Comentario sobre el libro Dos veces única
La fiera
Para usar el lugar común, detrás de cada hombre hay una
gran mujer. Detrás de Diego Rivera, el gran hombre del nacionalismo en la
plástica mexicana, hubo —además de las incontables amantes— cuatro: Angelina
Beloff, Lupe Marín, Frida Kahlo y Emma Hurtado. Fue la segunda quien se
autoproclamó como ‘La Única’.
Amiga, a su manera, de los Contemporáneos; celebrada
cocinera y modista; amante de Francia y lectora incansable de Dostoievski,
además de sui generis conductora de televisión, Marín —la única con la que
Rivera se casó por la Iglesia— es hoy una figura por pocos conocida, sin
embargo, su nombre y su vida marcaron una época.
Un retrato descarnado y a la vez increíblemente jugoso,
como las frutas frescas que le gustaba devorar, de Lupe Marín es lo que ofrece Dos
veces única (Seix Barral) el más reciente libro de Elena Poniatowska quien
luego de publicar la biografía de su marido Guillermo Haro, con el título de El
universo o nada, cumple la promesa de escribir sobre la fiera de ojos verdes
que dio dos hijas al coloso de los monotes.

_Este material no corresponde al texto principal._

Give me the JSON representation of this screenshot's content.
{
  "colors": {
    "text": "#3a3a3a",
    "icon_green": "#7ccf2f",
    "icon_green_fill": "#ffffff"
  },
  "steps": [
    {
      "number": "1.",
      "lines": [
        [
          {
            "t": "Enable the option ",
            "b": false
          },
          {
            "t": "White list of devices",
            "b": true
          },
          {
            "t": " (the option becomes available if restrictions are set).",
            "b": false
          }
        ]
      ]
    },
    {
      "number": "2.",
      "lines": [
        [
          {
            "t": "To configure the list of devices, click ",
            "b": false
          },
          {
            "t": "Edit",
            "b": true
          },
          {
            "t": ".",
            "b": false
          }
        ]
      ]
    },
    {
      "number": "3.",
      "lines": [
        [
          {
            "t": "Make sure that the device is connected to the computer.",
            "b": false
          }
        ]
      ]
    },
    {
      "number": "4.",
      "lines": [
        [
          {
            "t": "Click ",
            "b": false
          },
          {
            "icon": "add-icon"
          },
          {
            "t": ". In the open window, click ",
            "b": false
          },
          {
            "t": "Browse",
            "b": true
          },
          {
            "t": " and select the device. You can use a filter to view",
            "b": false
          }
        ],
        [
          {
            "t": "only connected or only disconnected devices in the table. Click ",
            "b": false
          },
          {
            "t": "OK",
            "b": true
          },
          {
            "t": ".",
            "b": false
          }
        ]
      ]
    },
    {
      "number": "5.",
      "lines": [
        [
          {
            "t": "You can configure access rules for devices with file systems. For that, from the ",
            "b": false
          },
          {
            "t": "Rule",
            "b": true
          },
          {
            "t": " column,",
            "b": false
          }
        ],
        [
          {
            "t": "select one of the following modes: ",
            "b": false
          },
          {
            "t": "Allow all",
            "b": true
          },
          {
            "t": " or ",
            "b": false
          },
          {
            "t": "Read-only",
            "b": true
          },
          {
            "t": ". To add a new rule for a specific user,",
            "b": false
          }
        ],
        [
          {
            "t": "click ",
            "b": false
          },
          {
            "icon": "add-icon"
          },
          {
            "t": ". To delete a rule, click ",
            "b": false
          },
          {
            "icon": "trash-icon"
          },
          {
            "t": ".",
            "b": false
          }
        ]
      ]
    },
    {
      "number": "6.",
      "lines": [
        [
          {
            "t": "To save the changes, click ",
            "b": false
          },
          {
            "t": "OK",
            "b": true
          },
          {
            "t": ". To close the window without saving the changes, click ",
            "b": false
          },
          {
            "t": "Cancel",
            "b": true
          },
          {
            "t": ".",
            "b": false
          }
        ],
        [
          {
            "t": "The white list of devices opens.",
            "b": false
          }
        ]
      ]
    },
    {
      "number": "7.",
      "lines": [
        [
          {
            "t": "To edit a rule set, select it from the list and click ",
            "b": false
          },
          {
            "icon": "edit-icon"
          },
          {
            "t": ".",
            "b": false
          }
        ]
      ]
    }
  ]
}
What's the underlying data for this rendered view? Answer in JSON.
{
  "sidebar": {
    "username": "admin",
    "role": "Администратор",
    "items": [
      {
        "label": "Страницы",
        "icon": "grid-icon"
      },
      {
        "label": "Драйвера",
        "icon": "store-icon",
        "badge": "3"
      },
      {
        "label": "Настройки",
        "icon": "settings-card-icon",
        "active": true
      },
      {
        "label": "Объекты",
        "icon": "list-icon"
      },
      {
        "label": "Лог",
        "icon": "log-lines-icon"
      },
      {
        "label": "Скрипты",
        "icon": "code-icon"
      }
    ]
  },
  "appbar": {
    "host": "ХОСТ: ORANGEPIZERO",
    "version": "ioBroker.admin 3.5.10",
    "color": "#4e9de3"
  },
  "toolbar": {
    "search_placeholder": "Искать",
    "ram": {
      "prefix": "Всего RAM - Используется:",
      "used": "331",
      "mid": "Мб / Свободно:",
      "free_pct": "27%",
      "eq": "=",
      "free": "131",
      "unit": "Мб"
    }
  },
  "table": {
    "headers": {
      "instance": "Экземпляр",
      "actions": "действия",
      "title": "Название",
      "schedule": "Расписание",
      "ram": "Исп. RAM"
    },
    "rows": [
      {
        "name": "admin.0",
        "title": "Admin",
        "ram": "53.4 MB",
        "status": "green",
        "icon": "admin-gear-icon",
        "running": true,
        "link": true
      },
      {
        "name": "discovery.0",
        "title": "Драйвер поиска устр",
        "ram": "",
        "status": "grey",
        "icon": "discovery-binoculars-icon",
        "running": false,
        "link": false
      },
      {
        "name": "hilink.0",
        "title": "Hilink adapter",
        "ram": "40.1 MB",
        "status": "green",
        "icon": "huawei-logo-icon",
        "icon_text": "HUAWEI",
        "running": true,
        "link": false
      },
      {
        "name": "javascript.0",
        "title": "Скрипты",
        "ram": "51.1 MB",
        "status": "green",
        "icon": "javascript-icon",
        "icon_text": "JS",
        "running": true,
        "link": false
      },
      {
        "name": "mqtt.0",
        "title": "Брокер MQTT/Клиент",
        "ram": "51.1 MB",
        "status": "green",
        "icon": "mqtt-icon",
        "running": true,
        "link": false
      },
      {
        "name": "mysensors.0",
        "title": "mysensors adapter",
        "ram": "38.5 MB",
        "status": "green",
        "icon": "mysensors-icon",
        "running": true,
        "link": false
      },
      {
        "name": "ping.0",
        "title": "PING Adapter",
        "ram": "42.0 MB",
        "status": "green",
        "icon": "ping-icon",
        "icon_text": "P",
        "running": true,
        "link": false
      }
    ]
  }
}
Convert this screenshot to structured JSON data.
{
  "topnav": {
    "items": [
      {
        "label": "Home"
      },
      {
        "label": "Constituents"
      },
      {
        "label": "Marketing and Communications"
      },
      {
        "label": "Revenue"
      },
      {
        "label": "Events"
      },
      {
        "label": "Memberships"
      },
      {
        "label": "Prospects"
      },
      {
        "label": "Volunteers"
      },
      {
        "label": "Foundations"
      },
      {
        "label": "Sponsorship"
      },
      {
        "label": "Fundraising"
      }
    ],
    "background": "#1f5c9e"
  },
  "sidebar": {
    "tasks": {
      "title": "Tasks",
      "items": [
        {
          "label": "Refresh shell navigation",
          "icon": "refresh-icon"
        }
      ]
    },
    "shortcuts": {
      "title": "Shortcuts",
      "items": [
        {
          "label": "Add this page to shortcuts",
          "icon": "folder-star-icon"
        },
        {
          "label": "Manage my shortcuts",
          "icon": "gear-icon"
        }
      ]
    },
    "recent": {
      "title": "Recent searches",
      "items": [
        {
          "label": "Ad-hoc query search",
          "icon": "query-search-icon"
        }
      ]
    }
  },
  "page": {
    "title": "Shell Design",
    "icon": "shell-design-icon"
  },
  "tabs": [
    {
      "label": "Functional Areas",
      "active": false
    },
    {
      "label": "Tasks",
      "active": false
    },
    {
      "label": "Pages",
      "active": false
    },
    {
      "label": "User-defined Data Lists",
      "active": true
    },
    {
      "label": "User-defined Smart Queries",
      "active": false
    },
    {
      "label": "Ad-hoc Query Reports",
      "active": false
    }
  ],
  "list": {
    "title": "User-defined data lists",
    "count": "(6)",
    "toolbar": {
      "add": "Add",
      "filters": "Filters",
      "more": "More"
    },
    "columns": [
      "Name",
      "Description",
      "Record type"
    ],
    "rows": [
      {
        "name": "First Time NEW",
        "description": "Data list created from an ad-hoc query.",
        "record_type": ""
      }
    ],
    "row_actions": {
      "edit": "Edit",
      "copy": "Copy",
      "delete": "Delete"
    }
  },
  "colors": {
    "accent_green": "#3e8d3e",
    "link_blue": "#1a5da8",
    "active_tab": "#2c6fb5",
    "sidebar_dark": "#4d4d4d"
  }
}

Poniatowska, en una entrevista televisiva concedida en
2013 al programa Palabra de autor de Canal Once, declaró su interés en abordar,
con su peculiar estilo, la vida y obra de Marín, por quien dijo tener
fascinación. Ahora la novela es una realidad y, presentada el miércoles pasado
en el Palacio de Bellas Artes de la Ciudad de México, es una deuda saldada.
El tomo, de 405 páginas y 50 capítulos, es un extenso
recorrido no solo por la vida de Lupe Marín sino por la historia de México,
país al que ‘Elenita’ llegó con apenas 10 años de edad y al que, según ha dicho
varias veces, se ha empeñado en descubrir y documentar.
Los gigantes
La historia de Lupe Marín tiene su génesis en el
encuentro con Diego Rivera. Fugitiva de Zapotlán El Grande, viajó a la capital
del país con el único propósito de conocerlo y casarse con él. En pleito eterno
con su madre y sus hermanas quería ganarles la partida a todas y demostrarles
que ella, alta, delgada y morena en una familia de gorditas, chaparras y
blancas, no solo era distinta sino tan especial como para conquistar al hombre
más influyente de México.
Julio Torri fue el vínculo entre el gigante de la
plástica que pintaba monotes, como los llamaba entonces el pueblo, en las
paredes de los edificios públicos y la gran mujer —por estatura y alcances— que
estaba dispuesta a devorarse a Diego y a la batea de frutas que inmortalizaba
con sus pinceladas.
El apetito de Lupe sedujo a Rivera quien, prendado desde
el primer mordisco, cayó a los pies de esa diosa mexicana de mirada artera,
lengua filosa y crítica feroz que lo llenaba con su vitalidad y su arrojo.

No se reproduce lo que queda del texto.